I don't think it'll destroy the cf card. I'd say it depends on how often you write to the card. If you're heavily writing to it, then I'd watch out. I'm doing my development on an advantech board, but not one as beefy as yours. Is your final product going to be battery powered or plugged into an outlet? If you're running on a battery, there are many solutions out there for battery monitoring chips that have linux drivers in them. If they're going to be built into the board, that'll be a handy utility. Most of the products we make have a wall option, but should that kick out a battery immediately kicks in and prevents any power going out...that is, of course, until the battery dies.
I don't know of any cf cards going nuts if they get killed in the middle of a write. If it's something that happens once in a lifetime, there are data recovery tools where you can pull the information off in raw bits and reconstruct the file structure on another system to recover your data.
Depending on your environment with vibrations, if you have a rather steady temperature range (sadly, like 3 degrees C to 37 degrees C) and you're not sure about the CF card, you may also want to look into laptop hard drives.
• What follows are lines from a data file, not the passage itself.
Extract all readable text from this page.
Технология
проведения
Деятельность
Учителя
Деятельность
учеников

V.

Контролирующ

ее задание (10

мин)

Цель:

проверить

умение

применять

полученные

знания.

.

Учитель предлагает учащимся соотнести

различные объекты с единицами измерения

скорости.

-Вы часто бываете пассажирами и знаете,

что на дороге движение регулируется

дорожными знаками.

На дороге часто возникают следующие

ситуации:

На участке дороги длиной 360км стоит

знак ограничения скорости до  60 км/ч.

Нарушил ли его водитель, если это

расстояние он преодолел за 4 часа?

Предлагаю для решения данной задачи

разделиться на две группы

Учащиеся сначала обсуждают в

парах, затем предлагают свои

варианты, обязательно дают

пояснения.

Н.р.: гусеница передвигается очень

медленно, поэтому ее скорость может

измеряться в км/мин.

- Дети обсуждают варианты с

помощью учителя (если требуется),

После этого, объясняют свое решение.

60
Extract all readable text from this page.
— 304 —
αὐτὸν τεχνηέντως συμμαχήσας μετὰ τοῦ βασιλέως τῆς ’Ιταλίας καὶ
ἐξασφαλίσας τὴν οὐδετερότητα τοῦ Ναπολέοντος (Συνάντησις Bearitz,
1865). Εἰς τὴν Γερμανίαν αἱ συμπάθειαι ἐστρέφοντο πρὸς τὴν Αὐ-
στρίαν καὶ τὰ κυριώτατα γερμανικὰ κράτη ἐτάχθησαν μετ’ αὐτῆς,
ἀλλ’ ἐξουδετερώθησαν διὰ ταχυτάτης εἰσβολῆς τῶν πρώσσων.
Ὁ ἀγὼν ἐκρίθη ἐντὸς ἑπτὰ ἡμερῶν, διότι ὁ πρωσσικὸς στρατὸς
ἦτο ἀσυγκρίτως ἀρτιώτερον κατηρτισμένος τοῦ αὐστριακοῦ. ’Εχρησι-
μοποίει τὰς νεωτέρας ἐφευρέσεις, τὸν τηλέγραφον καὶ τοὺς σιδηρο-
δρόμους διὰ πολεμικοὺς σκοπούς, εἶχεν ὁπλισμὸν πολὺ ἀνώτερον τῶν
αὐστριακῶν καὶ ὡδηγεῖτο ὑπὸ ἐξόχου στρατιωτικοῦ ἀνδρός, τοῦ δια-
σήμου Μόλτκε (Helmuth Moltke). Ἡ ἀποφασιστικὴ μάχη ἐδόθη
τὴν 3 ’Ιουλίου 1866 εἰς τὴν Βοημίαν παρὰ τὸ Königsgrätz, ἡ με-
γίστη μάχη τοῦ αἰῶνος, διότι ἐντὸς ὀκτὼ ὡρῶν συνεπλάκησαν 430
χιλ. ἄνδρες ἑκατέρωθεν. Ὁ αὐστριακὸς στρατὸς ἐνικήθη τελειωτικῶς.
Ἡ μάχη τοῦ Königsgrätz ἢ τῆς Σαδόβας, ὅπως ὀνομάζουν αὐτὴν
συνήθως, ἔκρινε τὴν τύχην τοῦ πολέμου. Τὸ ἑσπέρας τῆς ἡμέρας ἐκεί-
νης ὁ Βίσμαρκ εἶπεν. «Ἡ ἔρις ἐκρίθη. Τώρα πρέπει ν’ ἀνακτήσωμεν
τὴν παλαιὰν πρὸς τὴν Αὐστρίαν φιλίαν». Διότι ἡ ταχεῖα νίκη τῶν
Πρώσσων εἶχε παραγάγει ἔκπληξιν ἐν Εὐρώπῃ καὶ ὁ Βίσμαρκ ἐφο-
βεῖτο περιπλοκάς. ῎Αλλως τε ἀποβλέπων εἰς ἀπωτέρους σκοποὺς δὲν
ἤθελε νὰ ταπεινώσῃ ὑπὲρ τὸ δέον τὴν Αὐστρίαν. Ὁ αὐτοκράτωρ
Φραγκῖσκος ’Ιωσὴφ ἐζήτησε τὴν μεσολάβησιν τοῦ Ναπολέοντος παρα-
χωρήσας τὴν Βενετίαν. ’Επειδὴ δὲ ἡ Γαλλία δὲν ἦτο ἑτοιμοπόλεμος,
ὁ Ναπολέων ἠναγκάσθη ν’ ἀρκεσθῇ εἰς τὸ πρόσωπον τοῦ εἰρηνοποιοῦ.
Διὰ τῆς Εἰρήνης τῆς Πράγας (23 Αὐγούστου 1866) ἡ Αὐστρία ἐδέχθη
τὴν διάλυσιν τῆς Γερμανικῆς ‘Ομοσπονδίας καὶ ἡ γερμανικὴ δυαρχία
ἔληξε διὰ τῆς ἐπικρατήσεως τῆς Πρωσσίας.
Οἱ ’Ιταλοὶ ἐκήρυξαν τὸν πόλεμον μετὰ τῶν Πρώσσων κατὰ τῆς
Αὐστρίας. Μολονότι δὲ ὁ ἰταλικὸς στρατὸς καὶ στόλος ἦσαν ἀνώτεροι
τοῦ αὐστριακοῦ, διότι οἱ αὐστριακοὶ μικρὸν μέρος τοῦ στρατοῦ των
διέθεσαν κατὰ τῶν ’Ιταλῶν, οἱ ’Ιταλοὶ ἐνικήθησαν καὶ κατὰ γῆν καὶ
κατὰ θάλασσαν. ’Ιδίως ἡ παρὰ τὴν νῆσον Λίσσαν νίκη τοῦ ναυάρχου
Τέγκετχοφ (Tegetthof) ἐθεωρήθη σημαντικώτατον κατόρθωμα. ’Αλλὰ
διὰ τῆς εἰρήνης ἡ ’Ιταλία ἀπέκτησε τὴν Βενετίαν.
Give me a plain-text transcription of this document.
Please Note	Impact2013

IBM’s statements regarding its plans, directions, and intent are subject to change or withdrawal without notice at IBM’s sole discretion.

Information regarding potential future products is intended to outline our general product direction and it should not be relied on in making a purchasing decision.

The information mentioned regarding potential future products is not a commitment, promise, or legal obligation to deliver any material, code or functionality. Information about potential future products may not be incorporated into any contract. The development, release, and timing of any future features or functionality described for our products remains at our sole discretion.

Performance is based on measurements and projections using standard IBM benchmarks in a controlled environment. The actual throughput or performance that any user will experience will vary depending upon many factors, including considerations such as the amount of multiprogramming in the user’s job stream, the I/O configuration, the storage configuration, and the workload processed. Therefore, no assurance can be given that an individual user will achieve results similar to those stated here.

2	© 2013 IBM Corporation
A lot of the ibm and the drives they put in panasonic toughbooks (i don't remember who makes those) come with gravitational sensors that provide a serious amount of read/write head protection. In fact, I think a lot of the new laptop drives do that. The schematic of your board
formatting link
has an eidi interface...you could always just get a converter to hook up a laptop drive.
Those are just ramblings, but suggestions non-the-less. There are always alternatives if you don't trust your cf card.